Assad clearly is failing to live up to his pledges. At first, opponents reported that the violence stopped when 300 UN monitors assigned to Syria arrived, but started back up again the minute they left, presenting a Potemkin peace to observers. But Assad’s forces two weeks ago abandoned all pretext of hiding hostilities and last weekend’s reported massacre of 108 civilians in Houla, most of them women and children, is the latest evidence yet that Assad just doesn’t care what the world thinks of him.

He may not care what most of the world thinks – the U.S. on Tuesday joined Germany, Spain, Italy, France, Britain, Canada and Australia in expelling Syrian diplomats in response to the massacre – but Assad should care what Russian President Vladimir Putin thinks. Russia has consistently vetoed resolutions allowing for an expanded UN or international role in Syria, home to Russia’s last remaining military facility on the Mediterranean. But over the weekend, Russia endorsed a UN resolution condemning the Houla massacre. “It still remains unclear what happened and what triggered what,” Russia’s Deputy UN Ambassador Igor Pankin told reporters in New York. “It is difficult to imagine that the Syrian government would not only shell… but also use point-black execution” against women and children. Assad should note Moscow’s stance with alarm. Putin, say most analysts,  is just about the only thing that stands between Assad and the fate of Libya’s late dictator Muammar Gaddafi.

There are many differences between Libya and Syria: the opposition in Syria remains disjointed, almost as much at odds with one another as they are with Assad. Western nations are warily eyeing the emergence of fundamentalist, jihadist elements fighting on the rebel side against Assad’s ostensibly secular state. There is also little political will in the U.S. during an election year to engage in Syria; Republican presidential nominee Mitt Romney’s call for action in Syria this week was met with a divided response from the GOP base.

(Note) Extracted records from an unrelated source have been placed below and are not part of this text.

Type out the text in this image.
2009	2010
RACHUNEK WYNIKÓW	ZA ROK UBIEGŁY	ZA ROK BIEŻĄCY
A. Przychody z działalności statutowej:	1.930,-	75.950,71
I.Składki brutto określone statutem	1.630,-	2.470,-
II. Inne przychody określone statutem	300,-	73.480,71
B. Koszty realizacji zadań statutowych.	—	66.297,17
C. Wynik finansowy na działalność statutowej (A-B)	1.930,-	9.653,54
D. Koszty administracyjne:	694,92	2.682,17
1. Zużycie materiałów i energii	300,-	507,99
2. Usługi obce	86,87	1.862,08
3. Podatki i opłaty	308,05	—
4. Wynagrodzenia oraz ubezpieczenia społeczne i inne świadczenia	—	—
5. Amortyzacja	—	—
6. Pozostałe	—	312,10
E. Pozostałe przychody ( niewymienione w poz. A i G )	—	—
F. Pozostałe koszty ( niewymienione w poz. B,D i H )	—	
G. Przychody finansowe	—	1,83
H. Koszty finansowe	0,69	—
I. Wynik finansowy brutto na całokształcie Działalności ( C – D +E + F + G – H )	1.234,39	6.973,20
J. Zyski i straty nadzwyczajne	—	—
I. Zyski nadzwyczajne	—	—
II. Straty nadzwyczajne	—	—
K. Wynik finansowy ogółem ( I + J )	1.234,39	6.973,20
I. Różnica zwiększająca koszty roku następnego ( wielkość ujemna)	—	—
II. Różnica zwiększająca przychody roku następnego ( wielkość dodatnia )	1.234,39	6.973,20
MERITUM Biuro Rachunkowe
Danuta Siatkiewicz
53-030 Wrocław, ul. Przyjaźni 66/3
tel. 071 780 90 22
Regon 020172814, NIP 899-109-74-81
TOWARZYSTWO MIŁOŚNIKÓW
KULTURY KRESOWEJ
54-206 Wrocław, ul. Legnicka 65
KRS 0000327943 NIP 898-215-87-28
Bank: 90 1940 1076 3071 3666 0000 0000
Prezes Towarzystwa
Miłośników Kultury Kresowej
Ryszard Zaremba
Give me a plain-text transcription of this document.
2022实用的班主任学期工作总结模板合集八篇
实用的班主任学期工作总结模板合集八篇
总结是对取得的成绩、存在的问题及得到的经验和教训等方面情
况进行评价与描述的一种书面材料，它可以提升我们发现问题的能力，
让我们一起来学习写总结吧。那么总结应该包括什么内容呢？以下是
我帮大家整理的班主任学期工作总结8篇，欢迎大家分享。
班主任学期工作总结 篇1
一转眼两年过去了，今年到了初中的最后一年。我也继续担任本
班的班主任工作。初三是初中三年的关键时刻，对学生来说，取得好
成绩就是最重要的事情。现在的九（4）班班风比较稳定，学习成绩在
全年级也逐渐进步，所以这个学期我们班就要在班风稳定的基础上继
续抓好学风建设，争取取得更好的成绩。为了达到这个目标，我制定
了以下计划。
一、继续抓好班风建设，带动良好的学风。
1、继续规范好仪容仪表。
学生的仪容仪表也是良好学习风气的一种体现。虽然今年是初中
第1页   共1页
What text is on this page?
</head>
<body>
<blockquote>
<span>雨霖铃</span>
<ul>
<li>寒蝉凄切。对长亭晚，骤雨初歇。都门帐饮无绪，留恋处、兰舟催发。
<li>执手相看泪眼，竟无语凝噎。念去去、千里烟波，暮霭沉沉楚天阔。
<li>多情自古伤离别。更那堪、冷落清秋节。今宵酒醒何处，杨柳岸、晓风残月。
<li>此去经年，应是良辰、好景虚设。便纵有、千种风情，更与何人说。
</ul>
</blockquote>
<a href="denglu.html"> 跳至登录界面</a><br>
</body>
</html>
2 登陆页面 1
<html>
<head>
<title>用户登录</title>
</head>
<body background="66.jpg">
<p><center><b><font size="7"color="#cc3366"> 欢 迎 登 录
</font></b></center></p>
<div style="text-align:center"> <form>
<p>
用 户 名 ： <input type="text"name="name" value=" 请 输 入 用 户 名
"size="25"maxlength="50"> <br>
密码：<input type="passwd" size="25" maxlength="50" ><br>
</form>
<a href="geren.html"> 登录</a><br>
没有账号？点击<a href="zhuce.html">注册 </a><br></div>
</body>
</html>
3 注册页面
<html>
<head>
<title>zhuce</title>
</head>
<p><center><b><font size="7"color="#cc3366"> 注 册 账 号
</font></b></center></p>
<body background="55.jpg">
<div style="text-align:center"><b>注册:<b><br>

Most observers believe Assad will successfully be able to draw out this process, potentially for years. After 14 months Assad has already outlasted almost every other leader targeted by the Arab Spring. Meanwhile, more of his people die every day – a genocide in slow motion that Annan seems as unable to stop as past violence in Rwanda, Bosnia and Darfur.

Correction: A previous version of this article incorrectly stated that 600,000 Kenyans were killed in 2008.